Home - Titousensei/sisyphus GitHub Wiki
Introduction to Sisyphus
A Sisyphus program generally consists of one or several "pushes", which are loops through all the rows of the inputs. The DVDs example in the README has 2 pushes. For each push, the program will create a Pusher object, and declare the list of actions to apply to each row (which can be modifications, lookups and outputs). Finally, the program will tell the Pusher to push() the inputs, which will start the process of reading and processing the data.
Inputs of a push are processed as a single stream of rows. For each row, all the actions will be executed (some actions can have an if condition). There's no way to backtrack to a previous row.
Each action can have a separate schema, meaning that a given action will only have a view of a subset of the global schema of the row. This allows some outputs to only print the few columns they need in any order. It also has the benefit of isolating the data for the code, and make sure a bug will not modify the wrong columns.

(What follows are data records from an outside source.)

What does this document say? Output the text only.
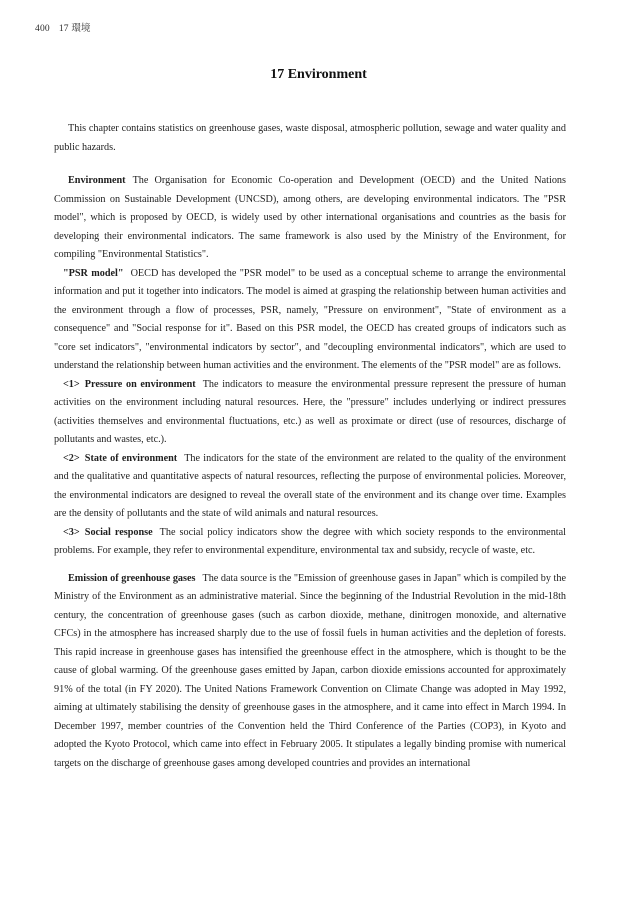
400 17 環境
17 Environment

This chapter contains statistics on greenhouse gases, waste disposal, atmospheric pollution, sewage and water quality and public hazards.

Environment The Organisation for Economic Co-operation and Development (OECD) and the United Nations Commission on Sustainable Development (UNCSD), among others, are developing environmental indicators. The "PSR model", which is proposed by OECD, is widely used by other international organisations and countries as the basis for developing their environmental indicators. The same framework is also used by the Ministry of the Environment, for compiling "Environmental Statistics".

"PSR model" OECD has developed the "PSR model" to be used as a conceptual scheme to arrange the environmental information and put it together into indicators. The model is aimed at grasping the relationship between human activities and the environment through a flow of processes, PSR, namely, "Pressure on environment", "State of environment as a consequence" and "Social response for it". Based on this PSR model, the OECD has created groups of indicators such as "core set indicators", "environmental indicators by sector", and "decoupling environmental indicators", which are used to understand the relationship between human activities and the environment. The elements of the "PSR model" are as follows.

<1> Pressure on environment The indicators to measure the environmental pressure represent the pressure of human activities on the environment including natural resources. Here, the "pressure" includes underlying or indirect pressures (activities themselves and environmental fluctuations, etc.) as well as proximate or direct (use of resources, discharge of pollutants and wastes, etc.).

<2> State of environment The indicators for the state of the environment are related to the quality of the environment and the qualitative and quantitative aspects of natural resources, reflecting the purpose of environmental policies. Moreover, the environmental indicators are designed to reveal the overall state of the environment and its change over time. Examples are the density of pollutants and the state of wild animals and natural resources.

<3> Social response The social policy indicators show the degree with which society responds to the environmental problems. For example, they refer to environmental expenditure, environmental tax and subsidy, recycle of waste, etc.

Emission of greenhouse gases The data source is the "Emission of greenhouse gases in Japan" which is compiled by the Ministry of the Environment as an administrative material. Since the beginning of the Industrial Revolution in the mid-18th century, the concentration of greenhouse gases (such as carbon dioxide, methane, dinitrogen monoxide, and alternative CFCs) in the atmosphere has increased sharply due to the use of fossil fuels in human activities and the depletion of forests. This rapid increase in greenhouse gases has intensified the greenhouse effect in the atmosphere, which is thought to be the cause of global warming. Of the greenhouse gases emitted by Japan, carbon dioxide emissions accounted for approximately 91% of the total (in FY 2020). The United Nations Framework Convention on Climate Change was adopted in May 1992, aiming at ultimately stabilising the density of greenhouse gases in the atmosphere, and it came into effect in March 1994. In December 1997, member countries of the Convention held the Third Conference of the Parties (COP3), in Kyoto and adopted the Kyoto Protocol, which came into effect in February 2005. It stipulates a legally binding promise with numerical targets on the discharge of greenhouse gases among developed countries and provides an international
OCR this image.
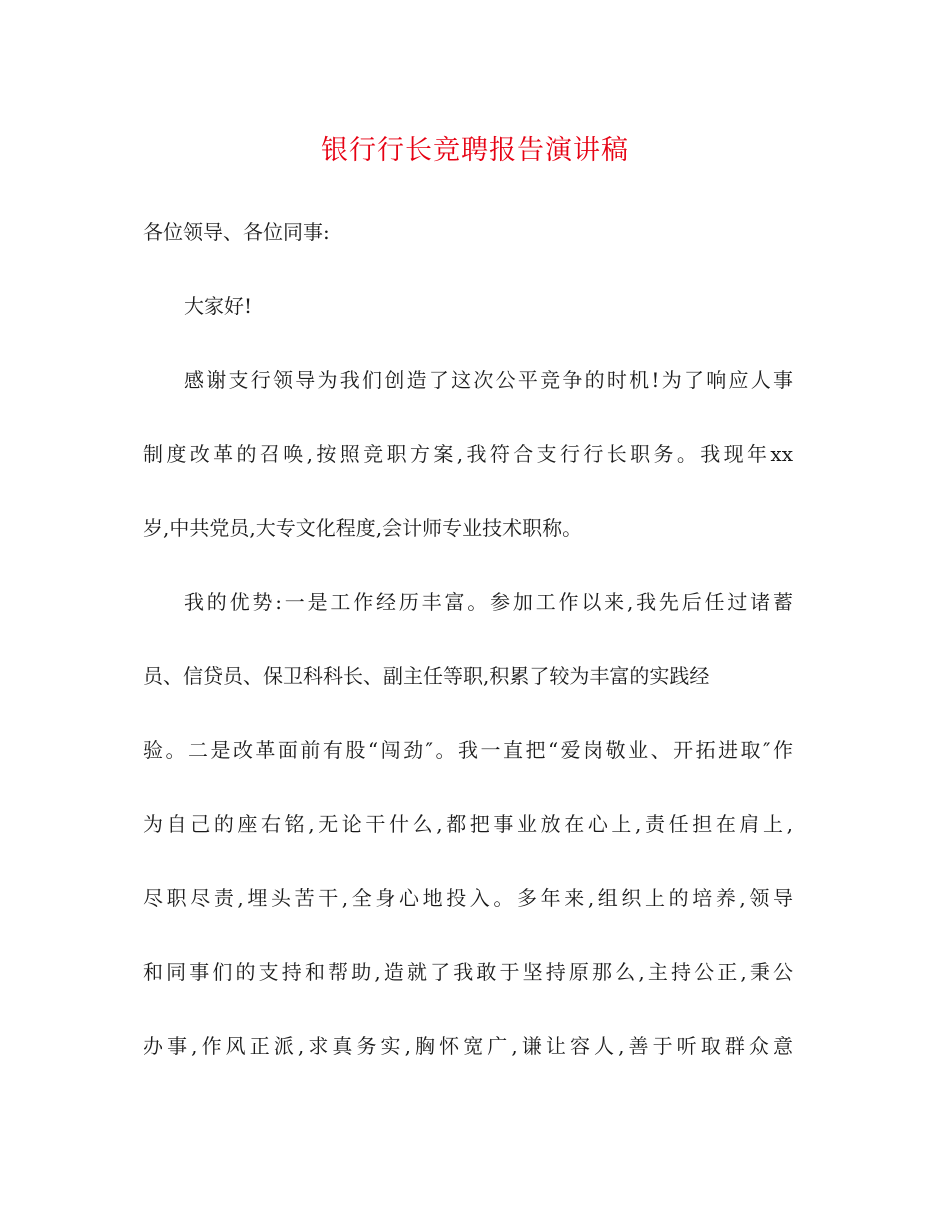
银行行长竞聘报告演讲稿
各位领导、各位同事:
大家好!
感谢支行领导为我们创造了这次公平竞争的时机!为了响应人事
制度改革的召唤,按照竞职方案,我符合支行行长职务。我现年xx
岁,中共党员,大专文化程度,会计师专业技术职称。
我的优势:一是工作经历丰富。参加工作以来,我先后任过诸蓄
员、信贷员、保卫科科长、副主任等职,积累了较为丰富的实践经
验。二是改革面前有股“闯劲″。我一直把“爱岗敬业、开拓进取″作
为自己的座右铭,无论干什么,都把事业放在心上,责任担在肩上,
尽职尽责,埋头苦干,全身心地投入。多年来,组织上的培养,领导
和同事们的支持和帮助,造就了我敢于坚持原那么,主持公正,秉公
办事,作风正派,求真务实,胸怀宽广,谦让容人,善于听取群众意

Different actions can use the columns of the inputs or other actions simply by using the same column names for their schema. Each row is loaded into the "row container", which is a String array containing the value of all the column of every schema of all the inputs and actions. The columns are not typed: everything is a String. For best performance, the String value of each column are populate "by reference": the objects are not copied, only the pointers.
As explain above, outputs are like any other action, so multiple outputs for the same push are possible, including outputs with different columns and outputs for different filtering conditions.
The example above also shows actions using of hashtables as in-memory lookup tables. Sisyphus has several hashtables (in addition to the regular java HashMaps), each for a different purpose and with different benefits. These hashtables are designed to be persistent and can be saved on disk and loaded from disk.